There’s also automatic encoding, which all of us have experienced. We seem able at times to build rich memories that we can easily retrieve in great detail with almost no effort.
We’ve all experienced the challenge of deliberate encoding when we want to remember something but can’t drag it out of storage. What IS the password for this website? What is my wife’s Social Security number (which I have looked up at least 50 times)? What are some implications for learning?
Elaborate encoding means stronger memory.
Paradoxically, we can learn better when presented with great detail. It does seem that the detail needs to be relevant rather than distracting, though. Imagine two groups of people given a list of words to study. The first group is asked to focus on words containing the letters I or E. The second group is asked to rate each word and indicate whether they like it on a scale of one to 10. When asked to recall the words later, the “like” group recalls two to three times as many words.
One obvious aid to learning: real-world examples. Rather than focusing solely on principles or theory, we’d learn better with specific examples that provide connections or relationships to what’s already in our memory. It’s one thing to say, “Use striking visuals.” It’s another to see three examples in context.
Retrieve the way you stored.
Research suggests that memory works best if the conditions at retrieval mimic those at the time of storage (initial learning) .
One way to capitalize on this principle is to close the gap between “training” and on-the-job performance— the dilemma known as transfer. Making training or learning part of the job, rather than and auxiliary activity, something you do when you’re not working, helps ensure that the conditions for storage replicate the conditions for retrieval.
Tape recorder photo by AlphaDelta / Peter.
I love P. G. Wodehouse’s books and found this post fascinating – as I did many of your posts – because of how you took the book and tied in into memory and learning. I took a seminar on human memory in graduate school, and this brought some of it back, showing that long term memory is retrievable given the right triggers!

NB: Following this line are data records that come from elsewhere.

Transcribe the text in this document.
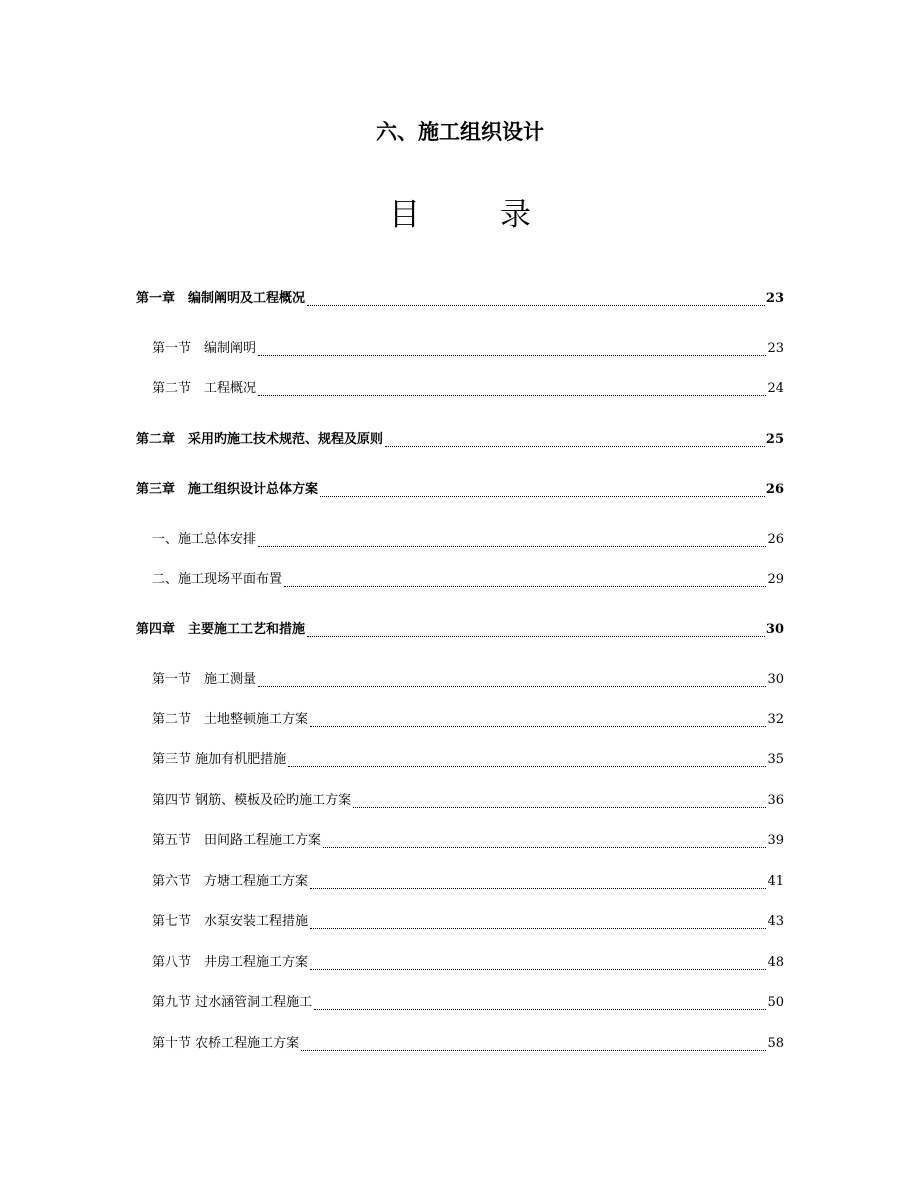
六、施工组织设计
目	录
第一章　编制阐明及工程概况	23
第一节　编制阐明	23
第二节　工程概况	24
第二章　采用旳施工技术规范、规程及原则	25
第三章　施工组织设计总体方案	26
一、施工总体安排	26
二、施工现场平面布置	29
第四章　主要施工工艺和措施	30
第一节　施工测量	30
第二节　土地整顿施工方案	32
第三节 施加有机肥措施	35
第四节 钢筋、模板及砼旳施工方案	36
第五节　田间路工程施工方案	39
第六节　方塘工程施工方案	41
第七节　水泵安装工程措施	43
第八节　井房工程施工方案	48
第九节 过水涵管洞工程施工	50
第十节 农桥工程施工方案	58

Thank you, Lisa. I keep looking for a job where I get paid to make oddball analogies; this is as close as I’ve gotten.
Did your grad-school course touch on the way the mind affects the brain? That’s part of what I found so compelling about Sharon Begley’s book. Learning is, literally, a physical process.
“Oddball analogies” or insightful connections? The latter is what I strive for.
I had not seen Begley’s book. Thanks for the pointer!